I have never taken a formal class on Greek, but I’ve taken a couple of classes on hermeneutics, and I regularly study my Bible utilizing the principles I acquired in those classes. Having a better understanding of Greek is something I’ve always desired, but found it hard to obtain on my own. “Which book do I use?” “Is there a translation to avoid?” And so the questions go on in similar fashion. This particular item is the second one I’ve received from Kregel Academic, and the two combined make for an excellent primer on Greek.

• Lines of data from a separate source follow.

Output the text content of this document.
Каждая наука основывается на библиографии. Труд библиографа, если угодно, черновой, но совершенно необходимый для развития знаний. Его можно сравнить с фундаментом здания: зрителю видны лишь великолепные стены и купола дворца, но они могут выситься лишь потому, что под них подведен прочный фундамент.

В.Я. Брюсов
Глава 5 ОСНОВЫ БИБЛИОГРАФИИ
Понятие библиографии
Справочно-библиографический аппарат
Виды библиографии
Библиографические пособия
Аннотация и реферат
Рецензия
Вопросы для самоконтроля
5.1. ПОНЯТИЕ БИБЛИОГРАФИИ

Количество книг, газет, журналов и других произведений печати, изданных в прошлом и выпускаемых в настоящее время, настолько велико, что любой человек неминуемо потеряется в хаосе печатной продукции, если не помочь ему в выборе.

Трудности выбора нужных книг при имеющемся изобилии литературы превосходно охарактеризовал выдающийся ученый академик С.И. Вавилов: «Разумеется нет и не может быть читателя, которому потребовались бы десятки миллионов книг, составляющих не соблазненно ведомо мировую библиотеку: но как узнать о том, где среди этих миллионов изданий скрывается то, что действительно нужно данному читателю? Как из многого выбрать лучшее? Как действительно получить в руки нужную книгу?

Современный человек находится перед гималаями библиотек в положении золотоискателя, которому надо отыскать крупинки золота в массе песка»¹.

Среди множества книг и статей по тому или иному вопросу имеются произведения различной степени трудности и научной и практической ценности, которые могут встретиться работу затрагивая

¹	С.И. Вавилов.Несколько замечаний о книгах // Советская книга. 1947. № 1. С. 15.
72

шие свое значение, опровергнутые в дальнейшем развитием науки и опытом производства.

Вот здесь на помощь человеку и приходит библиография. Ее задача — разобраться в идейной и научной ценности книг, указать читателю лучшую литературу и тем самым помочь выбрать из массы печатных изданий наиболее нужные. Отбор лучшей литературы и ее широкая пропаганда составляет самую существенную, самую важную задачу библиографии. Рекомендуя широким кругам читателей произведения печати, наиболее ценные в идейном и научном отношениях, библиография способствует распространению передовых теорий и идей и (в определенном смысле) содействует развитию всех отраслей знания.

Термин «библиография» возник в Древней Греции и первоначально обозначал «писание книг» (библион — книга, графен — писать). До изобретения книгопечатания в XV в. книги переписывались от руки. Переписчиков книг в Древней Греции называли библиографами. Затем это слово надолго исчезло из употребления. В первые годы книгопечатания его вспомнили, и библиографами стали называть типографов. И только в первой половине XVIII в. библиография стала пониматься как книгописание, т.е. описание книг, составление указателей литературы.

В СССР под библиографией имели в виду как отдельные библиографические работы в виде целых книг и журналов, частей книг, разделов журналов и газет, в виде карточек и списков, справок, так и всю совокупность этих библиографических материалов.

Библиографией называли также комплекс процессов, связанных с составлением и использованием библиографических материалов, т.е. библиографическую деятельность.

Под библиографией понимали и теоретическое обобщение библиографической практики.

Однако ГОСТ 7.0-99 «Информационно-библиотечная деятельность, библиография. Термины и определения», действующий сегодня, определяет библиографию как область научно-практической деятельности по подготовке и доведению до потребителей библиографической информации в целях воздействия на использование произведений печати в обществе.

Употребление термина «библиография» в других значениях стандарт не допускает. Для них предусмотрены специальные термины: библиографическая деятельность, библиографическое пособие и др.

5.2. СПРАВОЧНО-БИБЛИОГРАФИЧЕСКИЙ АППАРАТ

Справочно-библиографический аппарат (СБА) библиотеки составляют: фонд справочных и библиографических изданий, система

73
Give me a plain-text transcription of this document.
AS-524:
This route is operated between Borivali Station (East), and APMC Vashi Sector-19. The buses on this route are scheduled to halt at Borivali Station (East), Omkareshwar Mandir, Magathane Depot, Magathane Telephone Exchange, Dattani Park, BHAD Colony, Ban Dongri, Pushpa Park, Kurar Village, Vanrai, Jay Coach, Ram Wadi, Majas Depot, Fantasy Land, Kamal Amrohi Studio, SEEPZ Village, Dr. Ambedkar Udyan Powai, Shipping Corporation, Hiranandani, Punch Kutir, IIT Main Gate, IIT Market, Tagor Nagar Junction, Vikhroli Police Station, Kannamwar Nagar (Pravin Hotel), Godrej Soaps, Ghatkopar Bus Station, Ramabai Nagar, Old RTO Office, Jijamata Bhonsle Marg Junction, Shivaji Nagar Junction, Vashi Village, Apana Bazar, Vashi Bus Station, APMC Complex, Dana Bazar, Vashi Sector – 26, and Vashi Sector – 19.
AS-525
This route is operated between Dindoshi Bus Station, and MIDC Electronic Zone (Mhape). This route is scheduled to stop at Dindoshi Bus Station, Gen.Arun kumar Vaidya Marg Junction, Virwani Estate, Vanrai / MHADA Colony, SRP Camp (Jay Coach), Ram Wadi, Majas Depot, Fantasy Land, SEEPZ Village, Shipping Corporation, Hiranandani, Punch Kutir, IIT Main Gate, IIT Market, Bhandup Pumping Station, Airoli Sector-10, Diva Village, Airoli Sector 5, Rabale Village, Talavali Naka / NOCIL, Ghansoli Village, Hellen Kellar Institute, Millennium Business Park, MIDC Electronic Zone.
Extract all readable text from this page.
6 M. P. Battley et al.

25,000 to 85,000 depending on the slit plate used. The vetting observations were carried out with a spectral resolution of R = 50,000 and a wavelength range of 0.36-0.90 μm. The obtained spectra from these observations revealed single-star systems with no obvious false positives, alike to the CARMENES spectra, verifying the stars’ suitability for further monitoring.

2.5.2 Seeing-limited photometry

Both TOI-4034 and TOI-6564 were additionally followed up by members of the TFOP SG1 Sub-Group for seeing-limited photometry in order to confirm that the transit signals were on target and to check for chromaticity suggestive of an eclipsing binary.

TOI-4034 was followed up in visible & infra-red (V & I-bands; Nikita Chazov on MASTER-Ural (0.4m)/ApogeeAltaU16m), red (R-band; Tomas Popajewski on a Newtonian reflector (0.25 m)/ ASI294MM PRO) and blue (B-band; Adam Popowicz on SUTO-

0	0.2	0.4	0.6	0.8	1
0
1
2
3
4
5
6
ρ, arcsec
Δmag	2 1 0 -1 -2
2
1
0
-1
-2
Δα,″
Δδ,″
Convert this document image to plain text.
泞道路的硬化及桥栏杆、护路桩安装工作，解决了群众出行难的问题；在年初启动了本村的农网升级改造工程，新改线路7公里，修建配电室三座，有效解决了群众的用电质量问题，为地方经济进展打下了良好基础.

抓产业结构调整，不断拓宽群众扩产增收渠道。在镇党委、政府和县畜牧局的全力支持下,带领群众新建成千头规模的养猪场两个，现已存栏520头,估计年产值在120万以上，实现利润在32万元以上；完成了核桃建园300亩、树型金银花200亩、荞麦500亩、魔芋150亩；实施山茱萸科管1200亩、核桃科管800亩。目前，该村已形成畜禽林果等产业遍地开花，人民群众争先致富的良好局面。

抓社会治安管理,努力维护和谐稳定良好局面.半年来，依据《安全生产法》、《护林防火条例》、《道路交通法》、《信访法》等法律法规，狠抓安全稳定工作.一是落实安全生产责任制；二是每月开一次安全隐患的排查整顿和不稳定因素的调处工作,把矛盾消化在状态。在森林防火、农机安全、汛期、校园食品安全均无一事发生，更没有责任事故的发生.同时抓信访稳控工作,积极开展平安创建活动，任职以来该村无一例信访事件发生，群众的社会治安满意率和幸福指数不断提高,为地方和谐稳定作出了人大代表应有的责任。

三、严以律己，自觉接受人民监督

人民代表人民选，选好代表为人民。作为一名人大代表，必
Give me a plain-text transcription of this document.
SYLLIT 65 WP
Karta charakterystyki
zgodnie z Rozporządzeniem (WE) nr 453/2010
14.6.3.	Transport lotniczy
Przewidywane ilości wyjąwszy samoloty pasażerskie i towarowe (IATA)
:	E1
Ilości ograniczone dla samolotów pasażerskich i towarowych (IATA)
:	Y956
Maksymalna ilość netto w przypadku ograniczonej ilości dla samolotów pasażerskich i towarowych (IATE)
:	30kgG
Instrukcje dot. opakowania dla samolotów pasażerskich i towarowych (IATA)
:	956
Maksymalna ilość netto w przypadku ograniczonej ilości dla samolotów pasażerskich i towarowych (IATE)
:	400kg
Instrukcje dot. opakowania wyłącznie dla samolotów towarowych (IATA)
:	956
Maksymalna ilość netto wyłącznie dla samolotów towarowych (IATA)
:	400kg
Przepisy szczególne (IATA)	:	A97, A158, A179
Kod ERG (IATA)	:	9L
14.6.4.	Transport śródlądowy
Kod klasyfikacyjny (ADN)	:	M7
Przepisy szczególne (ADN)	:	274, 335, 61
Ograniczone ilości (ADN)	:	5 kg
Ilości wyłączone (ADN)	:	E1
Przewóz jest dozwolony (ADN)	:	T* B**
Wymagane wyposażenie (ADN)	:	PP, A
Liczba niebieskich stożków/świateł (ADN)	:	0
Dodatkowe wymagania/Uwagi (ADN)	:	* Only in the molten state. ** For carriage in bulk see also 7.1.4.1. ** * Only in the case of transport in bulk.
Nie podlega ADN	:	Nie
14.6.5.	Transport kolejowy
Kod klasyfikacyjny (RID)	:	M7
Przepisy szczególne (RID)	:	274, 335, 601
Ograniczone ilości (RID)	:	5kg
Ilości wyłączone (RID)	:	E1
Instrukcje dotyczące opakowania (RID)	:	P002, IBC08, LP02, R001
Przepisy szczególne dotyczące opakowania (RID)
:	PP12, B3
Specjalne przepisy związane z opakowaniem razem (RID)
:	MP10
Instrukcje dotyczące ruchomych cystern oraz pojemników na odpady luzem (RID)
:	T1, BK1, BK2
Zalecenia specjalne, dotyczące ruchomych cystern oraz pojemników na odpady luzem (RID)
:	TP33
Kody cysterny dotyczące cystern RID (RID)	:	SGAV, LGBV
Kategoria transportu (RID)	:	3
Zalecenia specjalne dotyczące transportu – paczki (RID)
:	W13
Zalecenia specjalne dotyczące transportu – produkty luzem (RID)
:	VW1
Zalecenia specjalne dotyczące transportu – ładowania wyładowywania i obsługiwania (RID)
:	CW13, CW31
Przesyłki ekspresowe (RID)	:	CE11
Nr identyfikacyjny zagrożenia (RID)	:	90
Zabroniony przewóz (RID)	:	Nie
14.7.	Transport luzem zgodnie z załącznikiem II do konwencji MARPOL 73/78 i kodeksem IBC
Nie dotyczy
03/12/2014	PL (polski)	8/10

But let’s say you only have the ability to pick up one of the two Kregel resources? Then I say get this one (and pick up Huffman’s book later). The songs on this are entertaining, and live up to their promise of being “catchy.” I still find myself singing the Greek Alphabet song. And they’re packed with fun little Easter Egg type items as well (like a narrator saying he needs more cowbell). The one down-side I would point out is the quality. Don’t get me wrong, it’s not cheap recordings. But it is very…simple. Both the vocals and instrumental portions are kept to a minimum, which makes sense given the purpose. Still, I prefer to repeatedly listen to things that aren’t just catchy, but are also qualitatively appealing too (Zacharias’ voice is not bad, by any means, so don’t take that away from my comments).

Overall, I think this may be one of the best places to start if you’re looking to study Greek or perhaps trying to figure out a way of teaching it. Zacharias’ little ditties will serve you well as you engage with this language. And in turn, I think it will aid in your Bible study. What more could you want?